The memory 104 may be used to store computer programs, for example, software programs and modules of application software, such as a computer program corresponding to the speech recognition method in the embodiment of the present invention, and the processor 102 executes various functional applications and data processing by running the computer programs stored in the memory 104, so as to implement the method described above. The memory 104 may include high speed random access memory, and may also include non-volatile memory, such as one or more magnetic storage devices, flash memory, or other non-volatile solid-state memory. In some instances, the memory 104 may further include memory located remotely from the processor 102, which may be connected to the mobile terminal 10 via a network. Examples of such networks include, but are not limited to, the internet, intranets, local area networks, mobile communication networks, and combinations thereof.
The transmission device 106 is used for receiving or transmitting data via a network. Specific examples of the network described above may include a wireless network provided by a communication provider of the mobile terminal 10. In one example, the transmission device 106 includes a Network adapter (NIC), which can be connected to other Network devices through a base station so as to communicate with the internet. In one example, the transmission device 106 may be a Radio Frequency (RF) module, which is used for communicating with the internet in a wireless manner.

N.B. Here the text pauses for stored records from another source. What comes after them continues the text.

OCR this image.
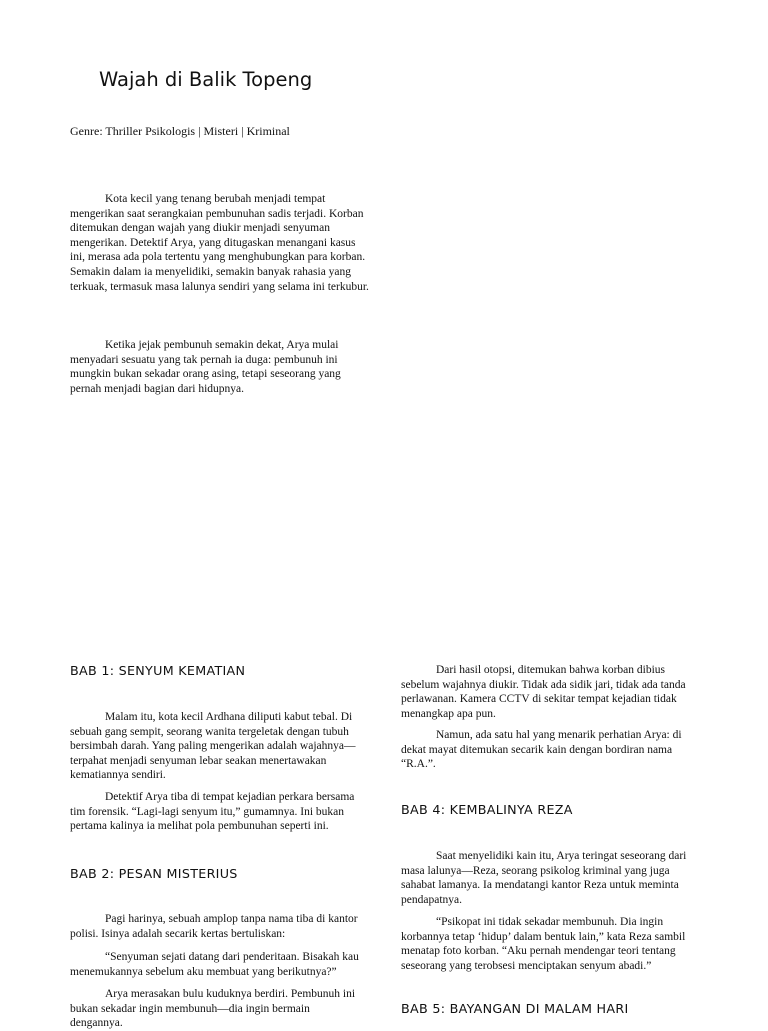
Wajah di Balik Topeng

Genre: Thriller Psikologis | Misteri | Kriminal

Kota kecil yang tenang berubah menjadi tempat mengerikan saat serangkaian pembunuhan sadis terjadi. Korban ditemukan dengan wajah yang diukir menjadi senyuman mengerikan. Detektif Arya, yang ditugaskan menangani kasus ini, merasa ada pola tertentu yang menghubungkan para korban. Semakin dalam ia menyelidiki, semakin banyak rahasia yang terkuak, termasuk masa lalunya sendiri yang selama ini terkubur.

Ketika jejak pembunuh semakin dekat, Arya mulai menyadari sesuatu yang tak pernah ia duga: pembunuh ini mungkin bukan sekadar orang asing, tetapi seseorang yang pernah menjadi bagian dari hidupnya.

BAB 1: SENYUM KEMATIAN

Malam itu, kota kecil Ardhana diliputi kabut tebal. Di sebuah gang sempit, seorang wanita tergeletak dengan tubuh bersimbah darah. Yang paling mengerikan adalah wajahnya—terpahat menjadi senyuman lebar seakan menertawakan kematiannya sendiri.

Detektif Arya tiba di tempat kejadian perkara bersama tim forensik. “Lagi-lagi senyum itu,” gumamnya. Ini bukan pertama kalinya ia melihat pola pembunuhan seperti ini.

BAB 2: PESAN MISTERIUS

Pagi harinya, sebuah amplop tanpa nama tiba di kantor polisi. Isinya adalah secarik kertas bertuliskan:

“Senyuman sejati datang dari penderitaan. Bisakah kau menemukannya sebelum aku membuat yang berikutnya?”

Arya merasakan bulu kuduknya berdiri. Pembunuh ini bukan sekadar ingin membunuh—dia ingin bermain dengannya.

Dari hasil otopsi, ditemukan bahwa korban dibius sebelum wajahnya diukir. Tidak ada sidik jari, tidak ada tanda perlawanan. Kamera CCTV di sekitar tempat kejadian tidak menangkap apa pun.

Namun, ada satu hal yang menarik perhatian Arya: di dekat mayat ditemukan secarik kain dengan bordiran nama “R.A.”.

BAB 4: KEMBALINYA REZA

Saat menyelidiki kain itu, Arya teringat seseorang dari masa lalunya—Reza, seorang psikolog kriminal yang juga sahabat lamanya. Ia mendatangi kantor Reza untuk meminta pendapatnya.

“Psikopat ini tidak sekadar membunuh. Dia ingin korbannya tetap ‘hidup’ dalam bentuk lain,” kata Reza sambil menatap foto korban. “Aku pernah mendengar teori tentang seseorang yang terobsesi menciptakan senyum abadi.”

BAB 5: BAYANGAN DI MALAM HARI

In this embodiment, a speech recognition method operating in a terminal or a server is provided, and fig. 1 is a flowchart of a speech recognition method according to an embodiment of the present invention, as shown in fig. 1, the flowchart includes the following steps:
step S202, acquiring target audio data;
step S204, using a first model to identify the target audio data, and determining the identified voice corresponding to the target audio data, wherein the first model is trained by machine learning using multiple sets of training data, and each set of data in the multiple sets of training data includes: audio data and a voice corresponding to the audio data, a first set of data is included in the plurality of sets of training data, and noise data is mixed in first audio data included in the first set of data.
Optionally, in this embodiment, the target audio data may include, but is not limited to, pre-collected audio data, for example, voice data collected by a sound collection device, the collected audio data is labeled, the first model is obtained through machine learning training as training data, the labeled audio data in a quiet environment may also include, but is not limited to, the labeled audio data may be obtained through purchasing or obtaining free, and the labeled audio data is obtained through machine learning training as training data in the first model. The different audio data may be used as the same or different sets of training data to obtain the first model through machine learning training.
Alternatively, in the present embodiment, the first audio data is mixed with noise data, and the noise data may include, but is not limited to, artificially synthesized noise data or noise data collected by a sound collection device from a real environment, such as a restaurant, a transportation station, a school, and a hospital, which has a large traffic and a large amount of noise data.
Through the steps, the acquired target audio data mixed with the noise data is utilized, the first model is used for identifying the target audio data mixed with the noise data, the data of the real environment is simulated through the mixed noise and is added into the audio data for training, and the identified voice corresponding to the target audio data is determined, so that the problem that the voice identification is difficult to effectively perform in the real environment in the related technology can be solved, the technical effects that the voice model is more suitable for the real environment, and the voice identification accuracy in the real environment is improved are achieved.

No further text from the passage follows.